3. Results/Backtesting

We wouldn't be good investors if we don't hold ourselves accountable just as we do with our portfolio companies. For this we set up a backtesting pipeline, based on the historic data of our CRM with all our screened companies over the lifetime of Cherry, to verify our results.

This approach allows us to validate our hypotheses about great founders through both internal and external factors, while maintaining our core value of always being prepared in founder interactions.

We specifically looked at the data in the early stages of the screening process (companies we had entered as leads and the ones we conducted first calls with) in order to not bias the algorithm or give an unfair advantage to its human counterpart. A crunchbase dataset served as the baseline or source of truth if the companies had received follow-up funding ergo became successful from a funding perspective.

The performance of our model was then measured with an AUC-ROC curve, with different subsamples of the dataset, which is the standard method for ML models. Here, we want to understand if the model is generally capable of predicting the outcome of a company based on the data we provided, which is then measured by the Crunchbase data points, such as follow-up funding rounds (by high-ranking VCs), IPOs or acquisitions.

ROC

The initial results indicate that the model is good at initially identifying companies that become successful, with a successful pick rate of 72% and over 90% identification of less relevant opportunities. However, we also wanted to benchmark our approach to the selection made by our human investors to understand the potential shortcomings of our model and fine-tune our weighting system.

results

Here, the results of a logistical regression clearly show that the model performs worse than its human counterparts. The two lower rows are the results of Harvester, which show that the model gets better when we introduce a threshold (comment: we were able to focus our model better because we know what we are looking for and optimised for the highest Cherry-fit) for the scoring but is still far off the human judgement.

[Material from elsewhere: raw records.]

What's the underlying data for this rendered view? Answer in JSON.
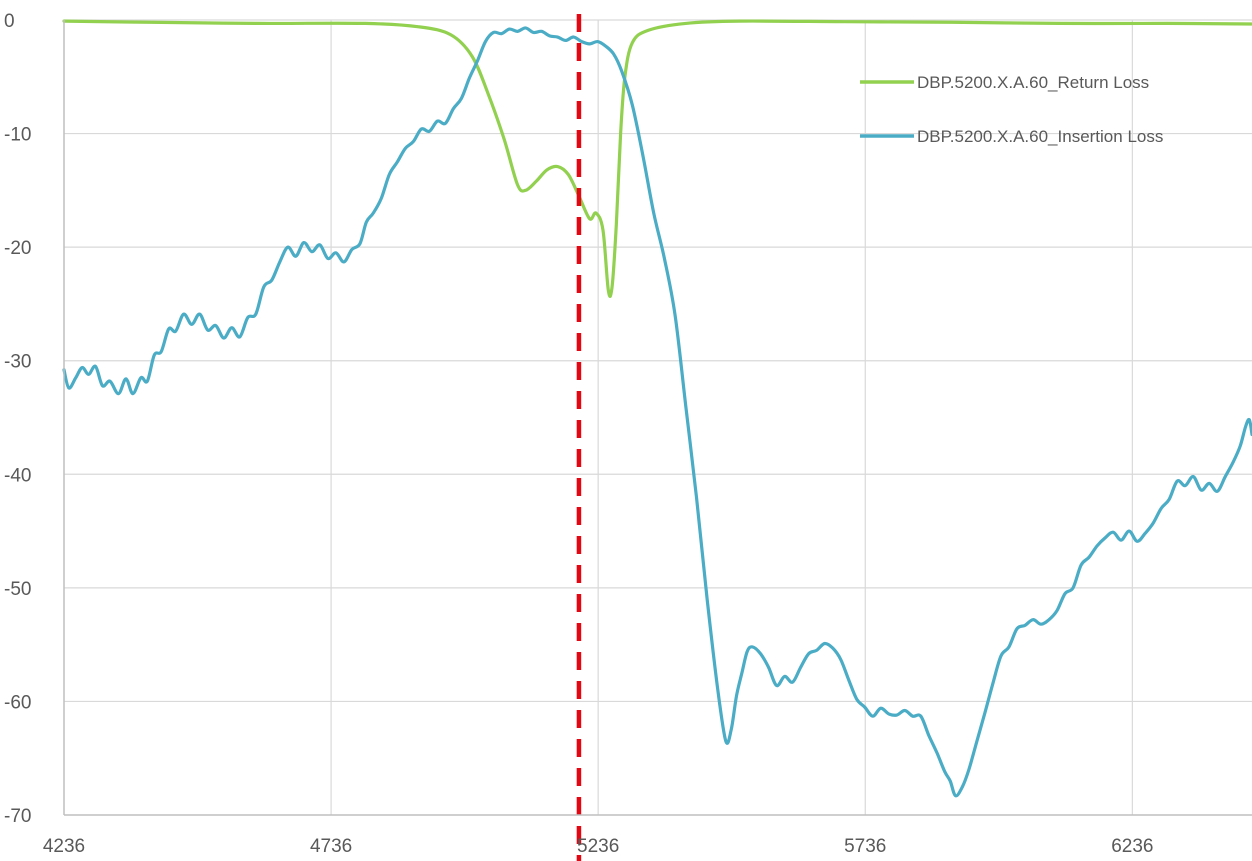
{
  "chart_data": {
    "type": "line",
    "title": "",
    "xlabel": "",
    "ylabel": "",
    "xlim": [
      4236,
      6460
    ],
    "ylim": [
      -70,
      0
    ],
    "x_ticks": [
      4236,
      4736,
      5236,
      5736,
      6236
    ],
    "x_tick_labels": [
      "4236",
      "4736",
      "5236",
      "5736",
      "6236"
    ],
    "y_ticks": [
      0,
      -10,
      -20,
      -30,
      -40,
      -50,
      -60,
      -70
    ],
    "y_tick_labels": [
      "0",
      "-10",
      "-20",
      "-30",
      "-40",
      "-50",
      "-60",
      "-70"
    ],
    "grid": {
      "x": true,
      "y": true
    },
    "legend_position": "top-right",
    "marker_line": {
      "x": 5200,
      "color": "#e30613",
      "style": "dashed"
    },
    "series": [
      {
        "name": "DBP.5200.X.A.60_Return Loss",
        "color": "#92d050",
        "points": [
          [
            4236,
            -0.1
          ],
          [
            4400,
            -0.2
          ],
          [
            4600,
            -0.3
          ],
          [
            4800,
            -0.3
          ],
          [
            4900,
            -0.6
          ],
          [
            4960,
            -1.3
          ],
          [
            5000,
            -3.2
          ],
          [
            5030,
            -6.5
          ],
          [
            5060,
            -10.5
          ],
          [
            5085,
            -14.5
          ],
          [
            5100,
            -15.0
          ],
          [
            5120,
            -14.2
          ],
          [
            5140,
            -13.2
          ],
          [
            5160,
            -12.9
          ],
          [
            5180,
            -13.6
          ],
          [
            5200,
            -15.5
          ],
          [
            5220,
            -17.5
          ],
          [
            5232,
            -17.0
          ],
          [
            5245,
            -18.5
          ],
          [
            5255,
            -23.8
          ],
          [
            5262,
            -23.5
          ],
          [
            5270,
            -18.0
          ],
          [
            5278,
            -10.0
          ],
          [
            5286,
            -5.0
          ],
          [
            5300,
            -2.0
          ],
          [
            5330,
            -0.9
          ],
          [
            5400,
            -0.3
          ],
          [
            5500,
            -0.1
          ],
          [
            5700,
            -0.15
          ],
          [
            5900,
            -0.2
          ],
          [
            6100,
            -0.3
          ],
          [
            6300,
            -0.3
          ],
          [
            6460,
            -0.35
          ]
        ]
      },
      {
        "name": "DBP.5200.X.A.60_Insertion Loss",
        "color": "#4bacc6",
        "points": [
          [
            4236,
            -30.8
          ],
          [
            4245,
            -32.4
          ],
          [
            4258,
            -31.5
          ],
          [
            4270,
            -30.6
          ],
          [
            4282,
            -31.2
          ],
          [
            4295,
            -30.5
          ],
          [
            4308,
            -32.2
          ],
          [
            4322,
            -31.8
          ],
          [
            4338,
            -32.9
          ],
          [
            4352,
            -31.6
          ],
          [
            4365,
            -32.9
          ],
          [
            4380,
            -31.5
          ],
          [
            4392,
            -31.8
          ],
          [
            4405,
            -29.5
          ],
          [
            4418,
            -29.2
          ],
          [
            4432,
            -27.2
          ],
          [
            4445,
            -27.4
          ],
          [
            4460,
            -25.9
          ],
          [
            4475,
            -26.8
          ],
          [
            4490,
            -25.9
          ],
          [
            4505,
            -27.3
          ],
          [
            4520,
            -26.9
          ],
          [
            4535,
            -28.0
          ],
          [
            4550,
            -27.1
          ],
          [
            4565,
            -27.9
          ],
          [
            4580,
            -26.2
          ],
          [
            4595,
            -25.9
          ],
          [
            4610,
            -23.5
          ],
          [
            4625,
            -22.9
          ],
          [
            4640,
            -21.3
          ],
          [
            4655,
            -20.0
          ],
          [
            4670,
            -20.8
          ],
          [
            4685,
            -19.6
          ],
          [
            4700,
            -20.4
          ],
          [
            4715,
            -19.8
          ],
          [
            4730,
            -21.0
          ],
          [
            4745,
            -20.5
          ],
          [
            4760,
            -21.3
          ],
          [
            4775,
            -20.2
          ],
          [
            4790,
            -19.7
          ],
          [
            4802,
            -17.8
          ],
          [
            4815,
            -17.0
          ],
          [
            4830,
            -15.7
          ],
          [
            4845,
            -13.6
          ],
          [
            4860,
            -12.5
          ],
          [
            4875,
            -11.3
          ],
          [
            4890,
            -10.7
          ],
          [
            4905,
            -9.6
          ],
          [
            4920,
            -9.8
          ],
          [
            4935,
            -8.9
          ],
          [
            4950,
            -9.1
          ],
          [
            4965,
            -7.8
          ],
          [
            4980,
            -6.9
          ],
          [
            4995,
            -5.1
          ],
          [
            5010,
            -3.6
          ],
          [
            5025,
            -1.9
          ],
          [
            5040,
            -1.1
          ],
          [
            5055,
            -1.2
          ],
          [
            5070,
            -0.8
          ],
          [
            5085,
            -1.0
          ],
          [
            5100,
            -0.7
          ],
          [
            5115,
            -1.1
          ],
          [
            5130,
            -1.0
          ],
          [
            5145,
            -1.4
          ],
          [
            5160,
            -1.5
          ],
          [
            5175,
            -1.8
          ],
          [
            5190,
            -1.5
          ],
          [
            5205,
            -1.9
          ],
          [
            5220,
            -2.1
          ],
          [
            5235,
            -1.9
          ],
          [
            5250,
            -2.3
          ],
          [
            5265,
            -3.0
          ],
          [
            5280,
            -4.5
          ],
          [
            5300,
            -7.5
          ],
          [
            5320,
            -12.0
          ],
          [
            5340,
            -17.0
          ],
          [
            5360,
            -21.0
          ],
          [
            5380,
            -26.0
          ],
          [
            5400,
            -34.0
          ],
          [
            5420,
            -42.0
          ],
          [
            5440,
            -51.0
          ],
          [
            5460,
            -59.0
          ],
          [
            5475,
            -63.5
          ],
          [
            5485,
            -62.5
          ],
          [
            5495,
            -59.5
          ],
          [
            5505,
            -57.5
          ],
          [
            5515,
            -55.6
          ],
          [
            5525,
            -55.2
          ],
          [
            5540,
            -55.8
          ],
          [
            5555,
            -57.0
          ],
          [
            5570,
            -58.6
          ],
          [
            5585,
            -57.8
          ],
          [
            5600,
            -58.3
          ],
          [
            5615,
            -57.0
          ],
          [
            5630,
            -55.8
          ],
          [
            5645,
            -55.5
          ],
          [
            5660,
            -54.9
          ],
          [
            5675,
            -55.3
          ],
          [
            5690,
            -56.3
          ],
          [
            5705,
            -58.1
          ],
          [
            5720,
            -59.8
          ],
          [
            5735,
            -60.5
          ],
          [
            5750,
            -61.3
          ],
          [
            5765,
            -60.6
          ],
          [
            5780,
            -61.1
          ],
          [
            5795,
            -61.2
          ],
          [
            5810,
            -60.8
          ],
          [
            5825,
            -61.3
          ],
          [
            5840,
            -61.3
          ],
          [
            5855,
            -63.0
          ],
          [
            5870,
            -64.5
          ],
          [
            5885,
            -66.2
          ],
          [
            5895,
            -67.0
          ],
          [
            5905,
            -68.3
          ],
          [
            5918,
            -67.5
          ],
          [
            5930,
            -66.0
          ],
          [
            5945,
            -63.5
          ],
          [
            5960,
            -61.0
          ],
          [
            5975,
            -58.4
          ],
          [
            5990,
            -56.0
          ],
          [
            6005,
            -55.2
          ],
          [
            6020,
            -53.6
          ],
          [
            6035,
            -53.3
          ],
          [
            6050,
            -52.8
          ],
          [
            6065,
            -53.2
          ],
          [
            6080,
            -52.8
          ],
          [
            6095,
            -52.0
          ],
          [
            6110,
            -50.5
          ],
          [
            6125,
            -50.0
          ],
          [
            6140,
            -48.0
          ],
          [
            6155,
            -47.3
          ],
          [
            6170,
            -46.3
          ],
          [
            6185,
            -45.6
          ],
          [
            6200,
            -45.1
          ],
          [
            6215,
            -45.8
          ],
          [
            6230,
            -45.0
          ],
          [
            6245,
            -45.9
          ],
          [
            6260,
            -45.2
          ],
          [
            6275,
            -44.3
          ],
          [
            6290,
            -43.0
          ],
          [
            6305,
            -42.2
          ],
          [
            6320,
            -40.6
          ],
          [
            6335,
            -41.0
          ],
          [
            6350,
            -40.2
          ],
          [
            6365,
            -41.4
          ],
          [
            6380,
            -40.8
          ],
          [
            6395,
            -41.5
          ],
          [
            6410,
            -40.2
          ],
          [
            6425,
            -38.9
          ],
          [
            6438,
            -37.5
          ],
          [
            6448,
            -35.8
          ],
          [
            6455,
            -35.2
          ],
          [
            6460,
            -36.5
          ]
        ]
      }
    ]
  }
}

This suggests that companies deemed worthy investments by the analyst are substantially more likely to succeed compared to companies selected by the model, indicating an advantage of human intuition and potentially more data sources, such as expert calls, etc. So don't worry; the machines won't completely take over our jobs in the near future.

don't worry!

4. Summary

Data-driven methods in Venture Capital are here to stay. However, instead of replacing human interaction, including founder outreach (comment: "always prepared" as one of our core values), and decision making it rather augments the investor to screen more opportunities and therefore enables them to spend more time on teams and companies that genuinely fit the investment thesis of the fund. This was especially important for us at Cherry, as we only do ten to twelve investments a year and therefore have to be very selective with our investment choices, which sometimes means we have to pass on great teams.

Our vision is threefold: optimise selection for our ten annual investments, augment analysis during founder discussions with data-driven insights, and most critically, identify technical founders earlier in their journey. We optimise for depth over breadth — maximising time with the founders who will define the next generation of technology.